Chase attempts to discard Fabio’s argument, saying that when you don’t know what is going on, it’s easy to avoid alienating people. Chase makes a critical mistake when he argues that “This isn’t the NBA Finals, this isn’t what it takes to win four and win the championship. This is outwit, outplay and outlast. And winning three is not doing that.” Fabio’s simple but effective reply is, “That’s outplaying you, bro.” At this point, Chase panics a bit, surprised by Fabio’s impressive counter. He states, “You didn’t outlast me. You outplayed me in some of the challenges.” That…is exactly what Fabio just said. Then, Fabio delivers the deathblow to Chase. “I brought you to the final three.”

Sash attempts to inject himself into the conversation, stating that since the three of them are tied in the Outlast aspect, the choice should come down to who did the best in Outwit and Outplay. Fabio then delivers the deathblow to Sash, stating “You didn’t outplay anybody, Sash.” Sash’s face gives him away on this. He acts as if he has just been struck. His look of panic as he quickly scans over the jury only heightens the sense of humiliation pervasive at the moment.

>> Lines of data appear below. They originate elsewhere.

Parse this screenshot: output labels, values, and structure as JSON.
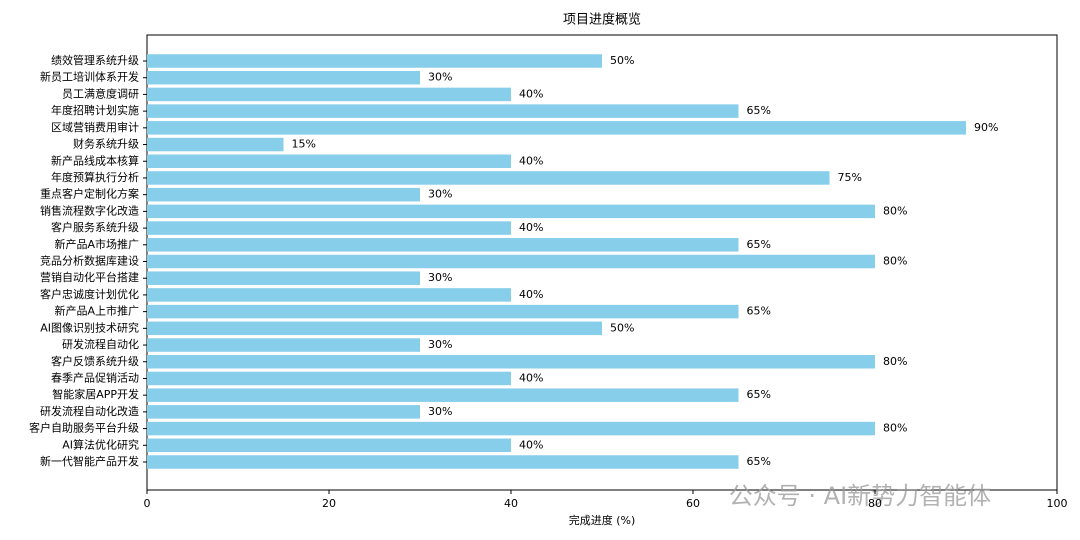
{
  "chart_data": {
    "type": "barh",
    "title": "项目进度概览",
    "x_label": "完成进度 (%)",
    "categories": [
      "绩效管理系统升级",
      "新员工培训体系开发",
      "员工满意度调研",
      "年度招聘计划实施",
      "区域营销费用审计",
      "财务系统升级",
      "新产品线成本核算",
      "年度预算执行分析",
      "重点客户定制化方案",
      "销售流程数字化改造",
      "客户服务系统升级",
      "新产品A市场推广",
      "竞品分析数据库建设",
      "营销自动化平台搭建",
      "客户忠诚度计划优化",
      "新产品A上市推广",
      "AI图像识别技术研究",
      "研发流程自动化",
      "客户反馈系统升级",
      "春季产品促销活动",
      "智能家居APP开发",
      "研发流程自动化改造",
      "客户自助服务平台升级",
      "AI算法优化研究",
      "新一代智能产品开发"
    ],
    "values": [
      50,
      30,
      40,
      65,
      90,
      15,
      40,
      75,
      30,
      80,
      40,
      65,
      80,
      30,
      40,
      65,
      50,
      30,
      80,
      40,
      65,
      30,
      80,
      40,
      65
    ],
    "value_labels": [
      "50%",
      "30%",
      "40%",
      "65%",
      "90%",
      "15%",
      "40%",
      "75%",
      "30%",
      "80%",
      "40%",
      "65%",
      "80%",
      "30%",
      "40%",
      "65%",
      "50%",
      "30%",
      "80%",
      "40%",
      "65%",
      "30%",
      "80%",
      "40%",
      "65%"
    ],
    "color": "#87ceeb",
    "xlim": [
      0,
      100
    ],
    "xticks": [
      0,
      20,
      40,
      60,
      80,
      100
    ],
    "watermark": "公众号 · AI新势力智能体"
  }
}
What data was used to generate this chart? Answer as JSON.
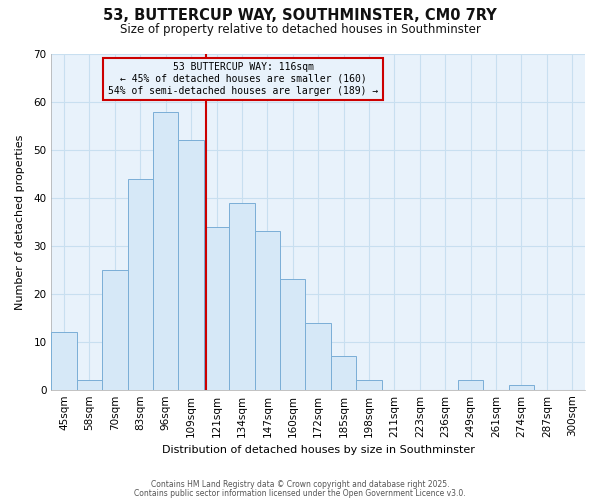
{
  "title": "53, BUTTERCUP WAY, SOUTHMINSTER, CM0 7RY",
  "subtitle": "Size of property relative to detached houses in Southminster",
  "xlabel": "Distribution of detached houses by size in Southminster",
  "ylabel": "Number of detached properties",
  "bar_labels": [
    "45sqm",
    "58sqm",
    "70sqm",
    "83sqm",
    "96sqm",
    "109sqm",
    "121sqm",
    "134sqm",
    "147sqm",
    "160sqm",
    "172sqm",
    "185sqm",
    "198sqm",
    "211sqm",
    "223sqm",
    "236sqm",
    "249sqm",
    "261sqm",
    "274sqm",
    "287sqm",
    "300sqm"
  ],
  "bar_heights": [
    12,
    2,
    25,
    44,
    58,
    52,
    34,
    39,
    33,
    23,
    14,
    7,
    2,
    0,
    0,
    0,
    2,
    0,
    1,
    0,
    0
  ],
  "bar_color": "#d6e8f7",
  "bar_edge_color": "#7aaed6",
  "grid_color": "#c8dff0",
  "background_color": "#ffffff",
  "plot_bg_color": "#e8f2fb",
  "vline_color": "#cc0000",
  "annotation_text": "53 BUTTERCUP WAY: 116sqm\n← 45% of detached houses are smaller (160)\n54% of semi-detached houses are larger (189) →",
  "annotation_box_color": "#cc0000",
  "ylim": [
    0,
    70
  ],
  "yticks": [
    0,
    10,
    20,
    30,
    40,
    50,
    60,
    70
  ],
  "footnote1": "Contains HM Land Registry data © Crown copyright and database right 2025.",
  "footnote2": "Contains public sector information licensed under the Open Government Licence v3.0."
}
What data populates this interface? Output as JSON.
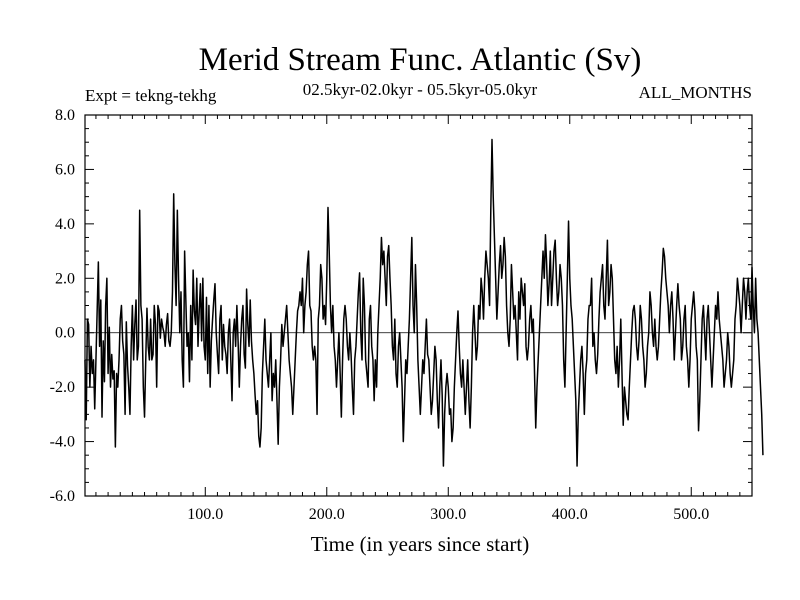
{
  "chart_data": {
    "type": "line",
    "title": "Merid Stream Func. Atlantic (Sv)",
    "subtitle_left": "Expt = tekng-tekhg",
    "subtitle_center": "02.5kyr-02.0kyr - 05.5kyr-05.0kyr",
    "subtitle_right": "ALL_MONTHS",
    "xlabel": "Time (in years since start)",
    "ylabel": "",
    "xlim": [
      1,
      550
    ],
    "ylim": [
      -6.0,
      8.0
    ],
    "x_ticks": [
      100,
      200,
      300,
      400,
      500
    ],
    "x_tick_labels": [
      "100.0",
      "200.0",
      "300.0",
      "400.0",
      "500.0"
    ],
    "y_ticks": [
      -6,
      -4,
      -2,
      0,
      2,
      4,
      6,
      8
    ],
    "y_tick_labels": [
      "-6.0",
      "-4.0",
      "-2.0",
      "0.0",
      "2.0",
      "4.0",
      "6.0",
      "8.0"
    ],
    "zero_line": true,
    "grid": false,
    "line_color": "#000000",
    "series": [
      {
        "x_start": 1,
        "x_step": 1,
        "values": [
          -1.0,
          -3.2,
          0.5,
          0.3,
          -2.0,
          -0.5,
          -1.5,
          -1.0,
          -2.8,
          -1.0,
          0.8,
          2.6,
          -0.5,
          1.2,
          -3.1,
          -0.3,
          -1.8,
          1.0,
          2.0,
          -1.5,
          0.2,
          -2.0,
          -0.8,
          -1.7,
          -1.4,
          -4.2,
          -1.5,
          -2.0,
          -1.0,
          0.5,
          1.0,
          -0.3,
          -0.8,
          -3.0,
          0.4,
          -1.2,
          -2.0,
          -3.0,
          -0.5,
          1.0,
          -1.0,
          0.3,
          1.2,
          -1.0,
          -0.5,
          4.5,
          1.0,
          0.5,
          -2.0,
          -3.1,
          -1.0,
          0.9,
          -0.5,
          -1.0,
          0.5,
          -1.0,
          -0.8,
          1.0,
          0.3,
          -2.0,
          1.0,
          0.8,
          -0.2,
          0.5,
          0.2,
          0.0,
          -0.5,
          0.3,
          0.7,
          -0.3,
          -0.5,
          0.0,
          1.5,
          5.1,
          2.5,
          1.0,
          4.5,
          2.0,
          0.0,
          1.5,
          -1.0,
          -2.0,
          3.0,
          1.2,
          -0.5,
          0.0,
          -1.8,
          1.0,
          -1.0,
          2.3,
          0.8,
          0.3,
          2.0,
          -0.5,
          0.8,
          1.8,
          -0.3,
          2.0,
          -0.5,
          -1.0,
          1.3,
          -1.5,
          1.0,
          -2.0,
          -0.3,
          0.5,
          1.2,
          1.8,
          0.0,
          -0.8,
          -1.5,
          0.5,
          1.0,
          -1.0,
          0.3,
          -0.5,
          -0.8,
          -1.5,
          0.0,
          0.5,
          -1.0,
          -2.5,
          0.0,
          0.5,
          -0.5,
          1.0,
          -0.3,
          -2.0,
          -0.5,
          0.5,
          1.0,
          -0.8,
          -1.3,
          1.6,
          0.3,
          -0.5,
          1.2,
          -0.3,
          -1.0,
          -1.5,
          -2.3,
          -3.0,
          -2.5,
          -3.8,
          -4.2,
          -3.5,
          -1.5,
          -0.5,
          0.5,
          -1.0,
          -1.5,
          -2.0,
          -1.0,
          0.0,
          -2.5,
          -1.5,
          -2.0,
          -1.0,
          -2.5,
          -4.1,
          -2.0,
          -1.0,
          0.3,
          -0.5,
          0.0,
          0.5,
          1.0,
          0.0,
          -1.0,
          -1.5,
          -2.0,
          -3.0,
          -2.0,
          -1.0,
          0.0,
          0.8,
          1.0,
          1.5,
          1.0,
          2.0,
          0.0,
          1.0,
          1.5,
          2.5,
          3.0,
          1.0,
          0.8,
          -0.5,
          -1.0,
          -0.5,
          -1.0,
          -3.0,
          0.5,
          1.0,
          2.5,
          2.0,
          0.5,
          1.0,
          0.3,
          2.0,
          4.6,
          3.0,
          1.0,
          0.0,
          1.0,
          -0.5,
          -1.0,
          -2.0,
          -1.0,
          0.0,
          -1.5,
          -3.1,
          -1.0,
          0.5,
          1.0,
          0.5,
          -0.5,
          -1.0,
          0.0,
          -0.8,
          -2.0,
          -3.0,
          -1.0,
          -0.5,
          0.5,
          1.5,
          2.2,
          0.0,
          -1.0,
          2.0,
          1.0,
          -1.0,
          -1.5,
          -2.0,
          0.5,
          1.0,
          -0.5,
          -1.0,
          -2.5,
          -1.0,
          -2.0,
          0.0,
          1.0,
          2.0,
          3.5,
          2.5,
          3.0,
          2.0,
          1.0,
          2.8,
          3.2,
          2.0,
          1.0,
          -0.5,
          -1.0,
          0.5,
          -1.5,
          -2.0,
          -0.5,
          0.0,
          -1.0,
          -2.0,
          -4.0,
          -2.5,
          -1.0,
          -1.5,
          -0.5,
          0.5,
          2.0,
          3.5,
          1.0,
          0.0,
          2.5,
          1.0,
          -1.0,
          -2.0,
          -3.0,
          -2.0,
          -1.0,
          -1.5,
          -0.5,
          0.5,
          -0.8,
          -1.0,
          -2.0,
          -3.0,
          -2.5,
          -1.5,
          -0.5,
          -1.0,
          -2.5,
          -3.5,
          -2.0,
          -1.0,
          -2.3,
          -4.9,
          -3.0,
          -2.0,
          -1.5,
          -2.0,
          -3.0,
          -2.8,
          -4.0,
          -3.5,
          -2.0,
          -1.0,
          0.0,
          0.8,
          -0.5,
          -1.5,
          -2.0,
          -1.0,
          -2.0,
          -3.0,
          -2.0,
          -1.0,
          -2.5,
          -3.5,
          -2.0,
          0.0,
          1.0,
          0.0,
          -1.0,
          -0.5,
          1.0,
          0.5,
          2.0,
          1.5,
          0.5,
          2.0,
          3.0,
          2.5,
          2.0,
          1.0,
          4.5,
          7.1,
          5.0,
          3.5,
          2.0,
          0.5,
          1.5,
          2.5,
          3.2,
          2.0,
          2.5,
          3.5,
          2.8,
          1.0,
          0.0,
          -0.5,
          0.5,
          2.5,
          1.5,
          0.5,
          1.0,
          0.0,
          -1.0,
          1.5,
          0.5,
          2.0,
          1.5,
          1.0,
          1.8,
          -0.5,
          -1.0,
          -0.5,
          0.5,
          1.0,
          0.0,
          0.5,
          -1.5,
          -3.5,
          -2.0,
          -1.0,
          0.0,
          1.0,
          2.0,
          3.0,
          2.0,
          3.6,
          2.5,
          1.0,
          1.8,
          3.0,
          1.0,
          2.0,
          3.0,
          3.4,
          2.0,
          1.0,
          1.5,
          2.5,
          2.0,
          1.0,
          -1.0,
          -2.0,
          0.0,
          2.0,
          4.1,
          2.0,
          1.0,
          0.5,
          -0.5,
          -1.5,
          -2.5,
          -4.9,
          -3.0,
          -2.0,
          -1.0,
          -0.5,
          -1.5,
          -3.0,
          -1.5,
          -1.0,
          0.5,
          1.0,
          1.0,
          2.0,
          -0.5,
          0.0,
          -1.0,
          -1.5,
          -0.8,
          0.5,
          1.5,
          2.0,
          2.5,
          1.0,
          0.5,
          2.0,
          3.4,
          1.0,
          1.5,
          2.5,
          2.0,
          0.5,
          -1.0,
          -1.5,
          -0.5,
          -2.0,
          -1.0,
          0.5,
          -1.5,
          -3.4,
          -2.0,
          -2.5,
          -3.0,
          -3.2,
          -2.0,
          -1.0,
          0.0,
          0.8,
          1.0,
          0.5,
          -0.5,
          -1.0,
          -0.3,
          1.0,
          0.5,
          -0.5,
          -1.0,
          -2.0,
          -1.5,
          -0.5,
          0.0,
          1.5,
          1.0,
          0.0,
          -0.5,
          0.5,
          -0.5,
          -1.0,
          -0.5,
          0.5,
          1.5,
          2.2,
          3.1,
          2.8,
          2.0,
          1.5,
          1.0,
          0.0,
          1.0,
          1.5,
          0.5,
          -1.0,
          0.0,
          1.0,
          1.8,
          1.0,
          0.5,
          -1.0,
          -0.5,
          0.5,
          1.0,
          -0.5,
          -1.0,
          -2.0,
          -1.0,
          0.5,
          1.0,
          1.5,
          0.8,
          -0.5,
          -1.0,
          -3.6,
          -2.5,
          -1.0,
          0.5,
          1.0,
          0.0,
          -1.0,
          0.5,
          1.0,
          0.0,
          -1.0,
          -2.0,
          -1.0,
          0.0,
          1.0,
          0.5,
          1.5,
          0.5,
          0.0,
          -0.5,
          -1.0,
          -2.0,
          -1.5,
          -1.0,
          0.0,
          -0.5,
          -1.5,
          -2.0,
          -1.5,
          -1.0,
          0.5,
          1.0,
          2.0,
          1.5,
          1.0,
          0.0,
          1.0,
          2.0,
          1.5,
          0.5,
          1.5,
          2.0,
          1.0,
          0.5,
          2.4,
          1.0,
          0.0,
          2.0,
          0.5,
          0.0,
          -1.0,
          -2.0,
          -3.0,
          -4.5
        ]
      }
    ]
  }
}
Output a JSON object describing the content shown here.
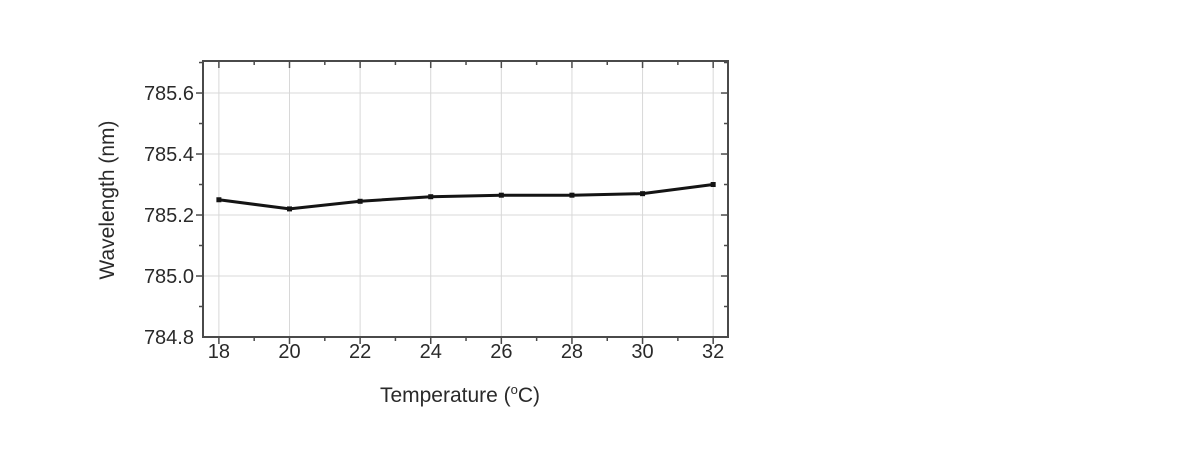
{
  "figure": {
    "background": "#ffffff"
  },
  "chart_data": {
    "type": "line",
    "title": "",
    "xlabel": "Temperature (°C)",
    "xlabel_parts": {
      "prefix": "Temperature (",
      "sup": "o",
      "suffix": "C)"
    },
    "ylabel": "Wavelength (nm)",
    "x": [
      18,
      20,
      22,
      24,
      26,
      28,
      30,
      32
    ],
    "series": [
      {
        "name": "wavelength",
        "values": [
          785.25,
          785.22,
          785.245,
          785.26,
          785.265,
          785.265,
          785.27,
          785.3
        ]
      }
    ],
    "xlim": [
      17.55,
      32.42
    ],
    "ylim": [
      784.8,
      785.705
    ],
    "x_major_ticks": [
      18,
      20,
      22,
      24,
      26,
      28,
      30,
      32
    ],
    "x_minor_ticks": [
      19,
      21,
      23,
      25,
      27,
      29,
      31
    ],
    "y_major_ticks": [
      784.8,
      785.0,
      785.2,
      785.4,
      785.6
    ],
    "y_minor_ticks": [
      784.9,
      785.1,
      785.3,
      785.5,
      785.7
    ],
    "y_tick_decimals": 1,
    "grid": true,
    "legend": null,
    "colors": {
      "line": "#141414",
      "marker": "#141414",
      "frame": "#4a4a4a",
      "tick": "#4a4a4a",
      "grid": "#d8d8d8",
      "text": "#2a2a2a",
      "background": "#ffffff"
    }
  }
}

This may be the first pair of unkind words Fabio has said the entire season and by saving them until the last possible moment, they are all the more effective. No one expects the Fabish Inquisition.

When the votes are revealed, Fabio wins Survivor by the narrowest of margins. Chase gets four votes, the ones we had expected from Brenda, Jane and Holly plus one that is slightly unexpected from Alina. Fabio receives all of the slam dunk votes from Dan, Marty, Benry and Quitter Number Two (the one who hates people with one leg). The shocker to us is the person who settles the tie as Quitter Thing Number One (you know her as Purple Kelly) does not vote for Sash. Had she done so, we would have had the first final Tribal Council tie in the history of the show. Instead, she gives the nod to Fabio, which gives him the win by the narrowest vote possible. He showed just enough of a spark in the final week of the competition to win while Chase showed just enough of a spark to make the margin of victory razor thin.

All in all, this was one of the worst seasons in the history of the show, but at least good triumphed in the end. As for Chase, what matters most to him is that he won Brenda’s vote. We wouldn’t start planning the honeymoon just yet, though. And Sash, never play poker for money. You’re one of the worst liars we’ve ever seen.